Graduate shows 2015: architecture graduate Liam Atkins has designed a workshop that is part building, part cave, to build props for a fictional series of biblical films directed by Wes Anderson (+ slideshow).
Atkins, a graduate from London's University of Westminster, has imagined a scenario where the director – known for films including The Grand Budapest Hotel and The Royal Tenenbaums – is working on a succession of biblical movie remakes, starting with Ben-Hur.
A new building would be constructed in the historic Italian city of Matera to facilitate the impressive sets necessary for these films, comprising buildings and caves, new and old.
Named The Grand Matera Prop-Shop, the large structure would also incorporate spaces that mirror some of the sets of Anderson's previous films, from a long corridor that enables panning shots to carefully composed symmetries.
"Part projecting structure, part cave system, the architectural design is forged through an obscure and unplanned investigation into material subversion, spatial distortion and the cinematic techniques of Anderson – namely the panning shot, sectional shot and his obsessive use of one-point perspective," explained Atkins.
Atkins developed the brief for the project based on a series of random selections – some made by the tossing of a coin, and others defined by more complex procedures.
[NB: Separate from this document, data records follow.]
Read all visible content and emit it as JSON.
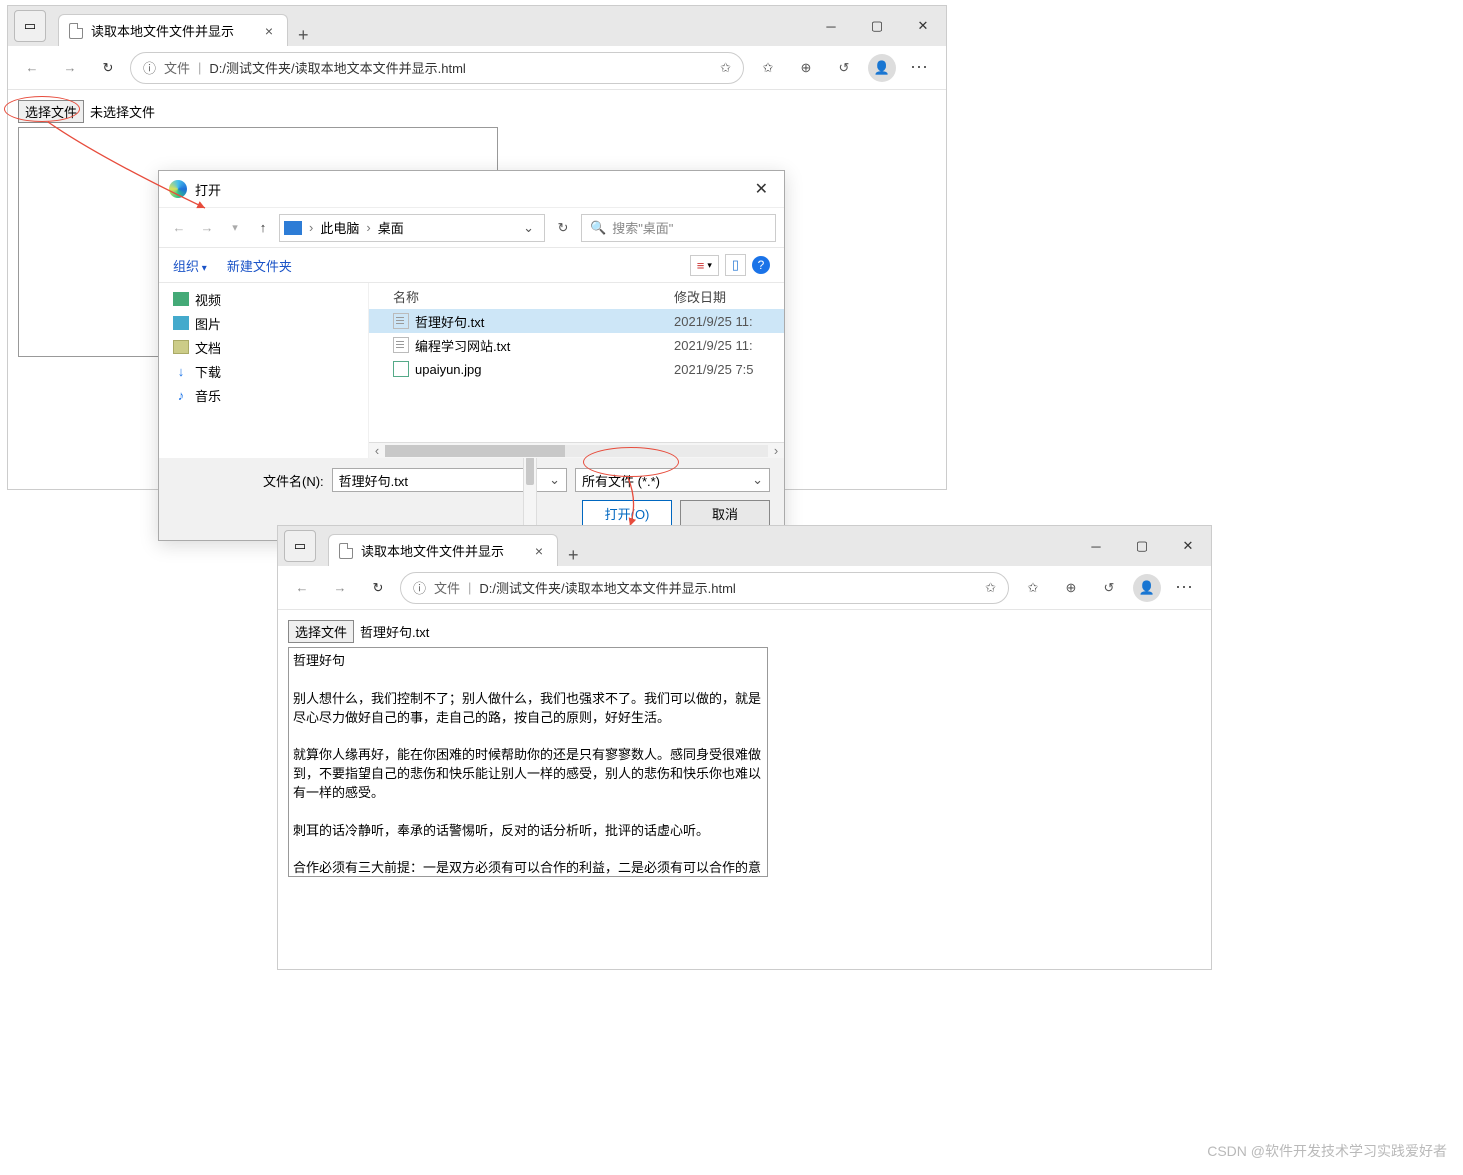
{
  "browser1": {
    "tab_title": "读取本地文件文件并显示",
    "url_label": "文件",
    "url_path": "D:/测试文件夹/读取本地文本文件并显示.html",
    "choose_button": "选择文件",
    "no_file": "未选择文件"
  },
  "dialog": {
    "title": "打开",
    "breadcrumb": {
      "root": "此电脑",
      "folder": "桌面"
    },
    "search_placeholder": "搜索\"桌面\"",
    "toolbar": {
      "organize": "组织",
      "new_folder": "新建文件夹"
    },
    "tree": [
      {
        "label": "视频",
        "icon": "video"
      },
      {
        "label": "图片",
        "icon": "image"
      },
      {
        "label": "文档",
        "icon": "doc"
      },
      {
        "label": "下载",
        "icon": "download"
      },
      {
        "label": "音乐",
        "icon": "music"
      }
    ],
    "columns": {
      "name": "名称",
      "modified": "修改日期"
    },
    "files": [
      {
        "name": "哲理好句.txt",
        "date": "2021/9/25 11:",
        "type": "txt",
        "selected": true
      },
      {
        "name": "编程学习网站.txt",
        "date": "2021/9/25 11:",
        "type": "txt",
        "selected": false
      },
      {
        "name": "upaiyun.jpg",
        "date": "2021/9/25 7:5",
        "type": "img",
        "selected": false
      }
    ],
    "filename_label": "文件名(N):",
    "filename_value": "哲理好句.txt",
    "filter_value": "所有文件 (*.*)",
    "open_button": "打开(O)",
    "cancel_button": "取消"
  },
  "browser2": {
    "tab_title": "读取本地文件文件并显示",
    "url_label": "文件",
    "url_path": "D:/测试文件夹/读取本地文本文件并显示.html",
    "choose_button": "选择文件",
    "file_chosen": "哲理好句.txt",
    "textarea_content": "哲理好句\n\n别人想什么，我们控制不了；别人做什么，我们也强求不了。我们可以做的，就是尽心尽力做好自己的事，走自己的路，按自己的原则，好好生活。\n\n就算你人缘再好，能在你困难的时候帮助你的还是只有寥寥数人。感同身受很难做到，不要指望自己的悲伤和快乐能让别人一样的感受，别人的悲伤和快乐你也难以有一样的感受。\n\n刺耳的话冷静听，奉承的话警惕听，反对的话分析听，批评的话虚心听。\n\n合作必须有三大前提：一是双方必须有可以合作的利益，二是必须有可以合作的意愿，三是双方必须有共享共荣的打算。此三者缺一不"
  },
  "watermark": "CSDN @软件开发技术学习实践爱好者"
}
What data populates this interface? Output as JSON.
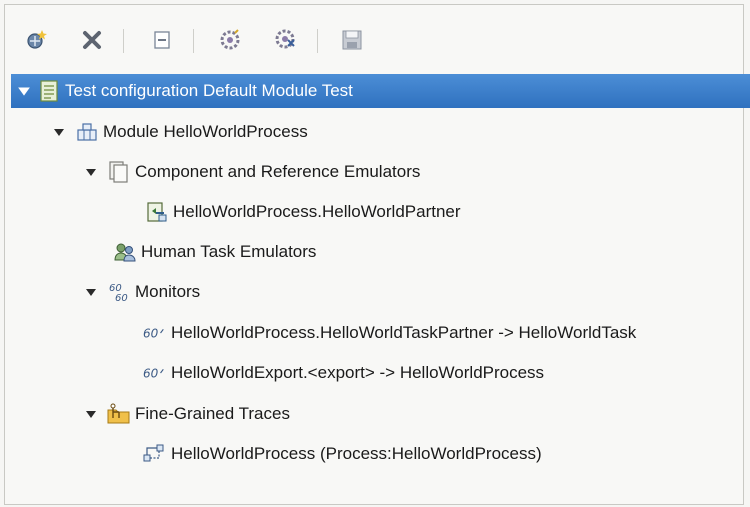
{
  "toolbar": {
    "buttons": [
      {
        "name": "add-icon"
      },
      {
        "name": "remove-icon"
      },
      {
        "name": "collapse-all-icon"
      },
      {
        "name": "enable-icon"
      },
      {
        "name": "disable-icon"
      },
      {
        "name": "save-icon"
      }
    ]
  },
  "tree": {
    "root": "Test configuration Default Module Test",
    "module": "Module HelloWorldProcess",
    "emulators": "Component and Reference Emulators",
    "partner": "HelloWorldProcess.HelloWorldPartner",
    "human_task": "Human Task Emulators",
    "monitors": "Monitors",
    "monitor_1": "HelloWorldProcess.HelloWorldTaskPartner -> HelloWorldTask",
    "monitor_2": "HelloWorldExport.<export> -> HelloWorldProcess",
    "traces": "Fine-Grained Traces",
    "trace_1": "HelloWorldProcess (Process:HelloWorldProcess)"
  },
  "colors": {
    "selection": "#3a7ccb",
    "background": "#f8f8f6"
  }
}
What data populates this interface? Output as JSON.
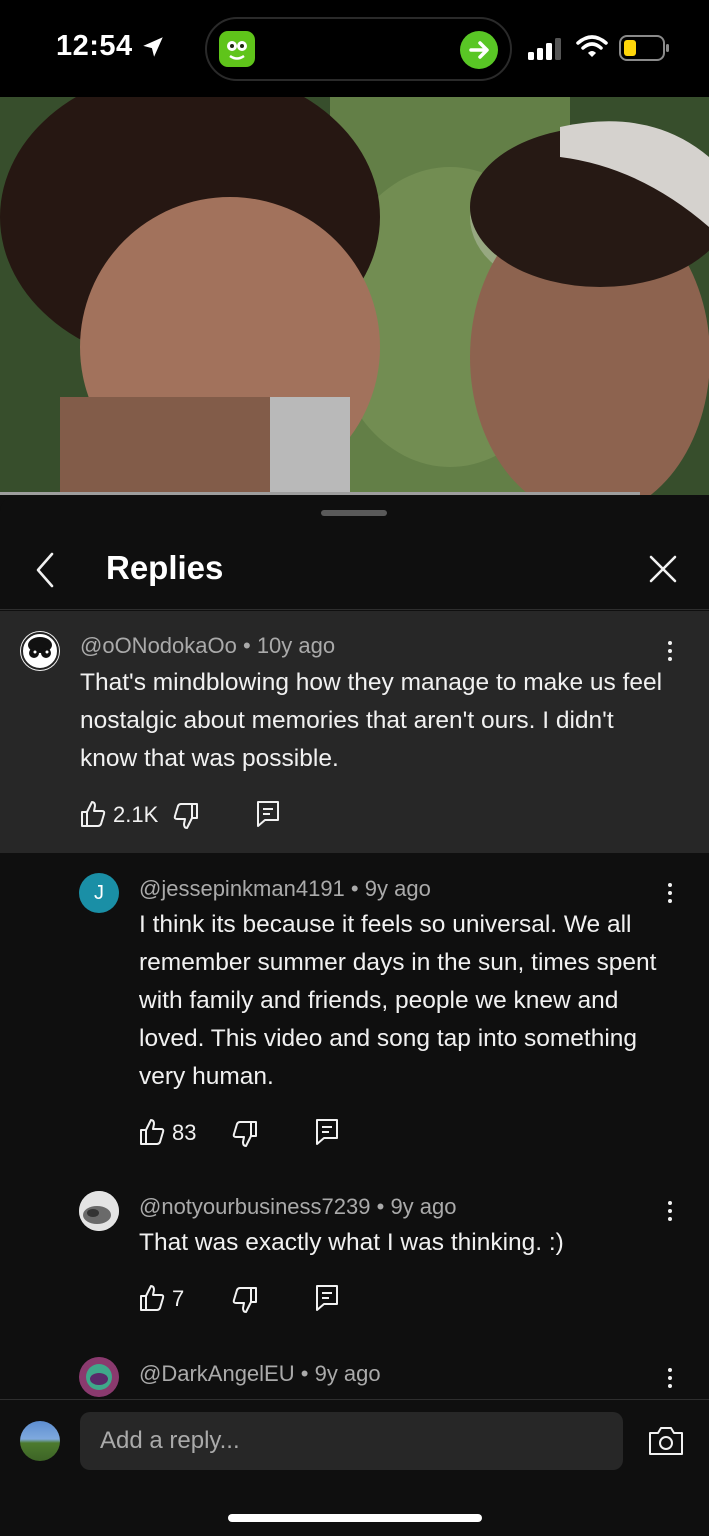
{
  "status_bar": {
    "time": "12:54"
  },
  "header": {
    "title": "Replies"
  },
  "parent_comment": {
    "author": "@oONodokaOo",
    "age": "10y ago",
    "text": "That's mindblowing how they manage to make us feel nostalgic about memories that aren't ours. I didn't know that was possible.",
    "likes": "2.1K"
  },
  "replies": [
    {
      "author": "@jessepinkman4191",
      "age": "9y ago",
      "avatar_letter": "J",
      "avatar_color": "#1a8fa6",
      "text": "I think its because it feels so universal. We all remember summer days in the sun, times spent with family and friends, people we knew and loved. This video and song tap into something very human.",
      "likes": "83"
    },
    {
      "author": "@notyourbusiness7239",
      "age": "9y ago",
      "text": "That was exactly what I was thinking. :)",
      "likes": "7"
    },
    {
      "author": "@DarkAngelEU",
      "age": "9y ago"
    }
  ],
  "separator": "•",
  "composer": {
    "placeholder": "Add a reply..."
  },
  "colors": {
    "background": "#0f0f0f",
    "highlight": "#272727",
    "secondary_text": "#aaaaaa",
    "accent_green": "#59c625"
  }
}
These selections led him to a site on the northern tip of the Sassi of Matera, a UNESCO-protected series of ancient cave dwellings. This location, coupled with Matera's history as a setting for films – it formed the backdrop to Pasolini's Il Vangelo Secondo Matteo, and Mel Gibson's The Passion of the Christ – gave the project its framework.
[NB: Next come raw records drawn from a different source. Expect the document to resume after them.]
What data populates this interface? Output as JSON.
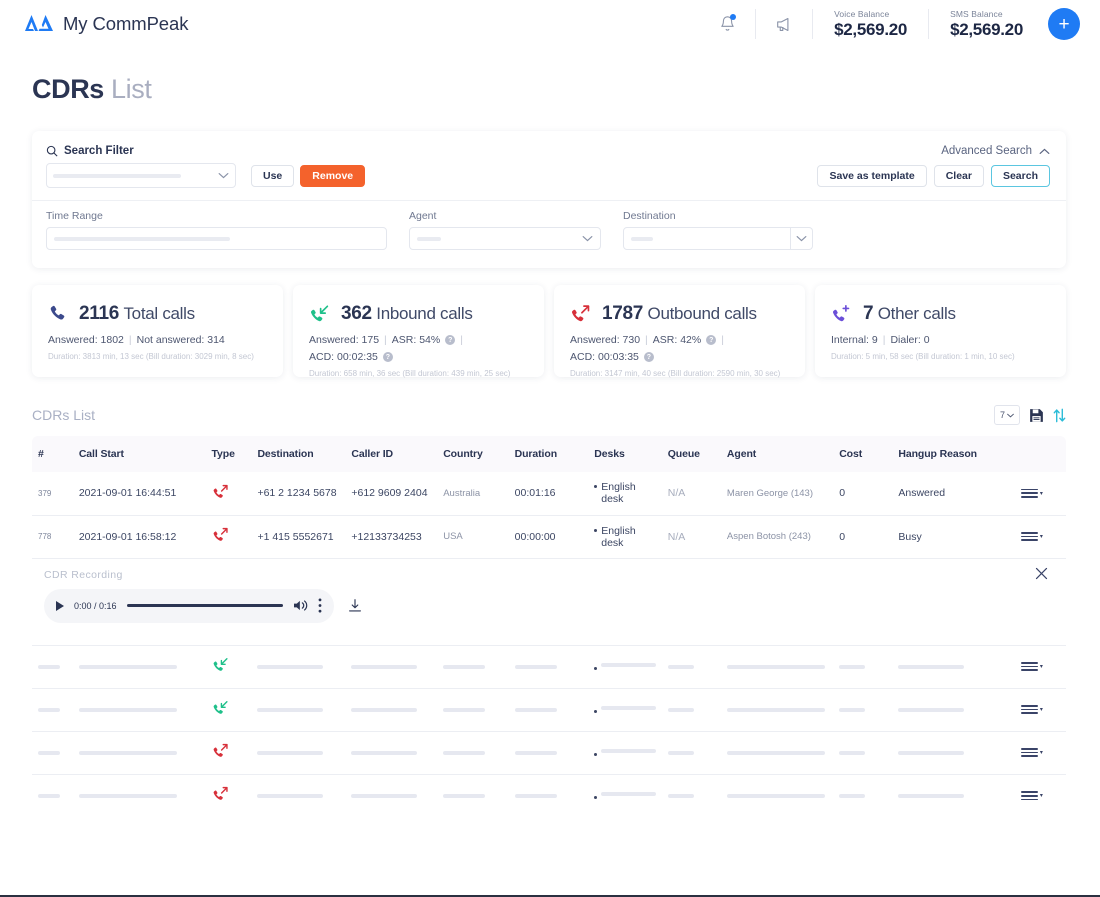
{
  "header": {
    "brand": "My CommPeak",
    "notifications_icon": "bell-icon",
    "announcements_icon": "megaphone-icon",
    "voice_balance_label": "Voice Balance",
    "voice_balance_value": "$2,569.20",
    "sms_balance_label": "SMS Balance",
    "sms_balance_value": "$2,569.20",
    "add_button_label": "+"
  },
  "page": {
    "title_bold": "CDRs",
    "title_light": "List"
  },
  "search_filter": {
    "title": "Search Filter",
    "advanced_search_label": "Advanced Search",
    "template_select_value": "",
    "use_label": "Use",
    "remove_label": "Remove",
    "save_as_template_label": "Save as template",
    "clear_label": "Clear",
    "search_label": "Search",
    "fields": [
      {
        "label": "Time Range",
        "value": ""
      },
      {
        "label": "Agent",
        "value": ""
      },
      {
        "label": "Destination",
        "value": ""
      }
    ]
  },
  "stats": [
    {
      "icon": "phone-icon",
      "icon_color": "#3c4a8c",
      "count": "2116",
      "label": "Total calls",
      "metrics": [
        {
          "text": "Answered: 1802",
          "help": false
        },
        {
          "text": "Not answered: 314",
          "help": false
        }
      ],
      "duration": "Duration: 3813 min, 13 sec (Bill duration: 3029 min, 8 sec)"
    },
    {
      "icon": "inbound-call-icon",
      "icon_color": "#1fc08a",
      "count": "362",
      "label": "Inbound calls",
      "metrics": [
        {
          "text": "Answered: 175",
          "help": false
        },
        {
          "text": "ASR: 54%",
          "help": true
        },
        {
          "text": "ACD: 00:02:35",
          "help": true
        }
      ],
      "duration": "Duration: 658 min, 36 sec (Bill duration: 439 min, 25 sec)"
    },
    {
      "icon": "outbound-call-icon",
      "icon_color": "#d7303a",
      "count": "1787",
      "label": "Outbound calls",
      "metrics": [
        {
          "text": "Answered: 730",
          "help": false
        },
        {
          "text": "ASR: 42%",
          "help": true
        },
        {
          "text": "ACD: 00:03:35",
          "help": true
        }
      ],
      "duration": "Duration: 3147 min, 40 sec (Bill duration: 2590 min, 30 sec)"
    },
    {
      "icon": "other-call-icon",
      "icon_color": "#6b4fd8",
      "count": "7",
      "label": "Other calls",
      "metrics": [
        {
          "text": "Internal: 9",
          "help": false
        },
        {
          "text": "Dialer: 0",
          "help": false
        }
      ],
      "duration": "Duration: 5 min, 58 sec (Bill duration: 1 min, 10 sec)"
    }
  ],
  "table": {
    "section_title": "CDRs List",
    "per_page_value": "7",
    "save_icon": "floppy-disk-icon",
    "sort_icon": "sort-arrows-icon",
    "columns": [
      "#",
      "Call Start",
      "Type",
      "Destination",
      "Caller ID",
      "Country",
      "Duration",
      "Desks",
      "Queue",
      "Agent",
      "Cost",
      "Hangup Reason",
      ""
    ],
    "rows": [
      {
        "index": "379",
        "call_start": "2021-09-01 16:44:51",
        "type": "outbound",
        "destination": "+61 2 1234 5678",
        "caller_id": "+612 9609 2404",
        "country": "Australia",
        "duration": "00:01:16",
        "desk": "English desk",
        "queue": "N/A",
        "agent": "Maren George (143)",
        "cost": "0",
        "hangup_reason": "Answered"
      },
      {
        "index": "778",
        "call_start": "2021-09-01 16:58:12",
        "type": "outbound",
        "destination": "+1 415 5552671",
        "caller_id": "+12133734253",
        "country": "USA",
        "duration": "00:00:00",
        "desk": "English desk",
        "queue": "N/A",
        "agent": "Aspen Botosh (243)",
        "cost": "0",
        "hangup_reason": "Busy"
      }
    ],
    "loading_rows": [
      {
        "type": "inbound"
      },
      {
        "type": "inbound"
      },
      {
        "type": "outbound"
      },
      {
        "type": "outbound"
      }
    ]
  },
  "recording": {
    "title": "CDR Recording",
    "current_time": "0:00",
    "total_time": "0:16",
    "time_display": "0:00 / 0:16",
    "play_icon": "play-icon",
    "volume_icon": "volume-icon",
    "more_icon": "more-vertical-icon",
    "download_icon": "download-icon",
    "close_icon": "close-icon"
  },
  "colors": {
    "brand_blue": "#1f7bf4",
    "accent_orange": "#f4622c",
    "inbound_green": "#1fc08a",
    "outbound_red": "#d7303a",
    "search_border": "#5bc6e0",
    "text_dark": "#2b3553"
  }
}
"As with everything in the project, this aspect of the brief was a delicate balance between chance and reality," Atkins told Dezeen.
"A study trip to Matera uncovered an existing narrative of film, which I then extended by randomly selecting a film director to become the theoretical sponsor of the building. The site was then randomly selected to be located within the biblical setting of the Sassi."
As a real-life remake of Ben-Hur is already underway, the designer undertook an analysis of the props being made for it to work out the facilities he would need for his fictional alternative.
He then devised a sequence of spaces that include vaulted ceilings, grand arches and false facades. Columns, tiles and bricks also feature, and would be cast against waste props to give them an unusual texture.
"All spaces are conceived as a series of one-point perspectives that regularly change in scale and employ a variety of subversive techniques to distort the user's spatial perception," said Atkins. "This subversion is then extended into the building fabric, where the incorporation of props into the construction process results in an architectural language that appears both familiar and alien to the city."
Colours change through the building, so the new part of the structure would be coated white to fit in with its surroundings, while the caves would boast a wide spectrum of hues.
Atkins developed the project as part of Studio 15 at the University of Westminster, which is led by FAT architect Sean Griffiths. Griffiths took up the position in early 2014 with an aim to highlight alternative forms of practice.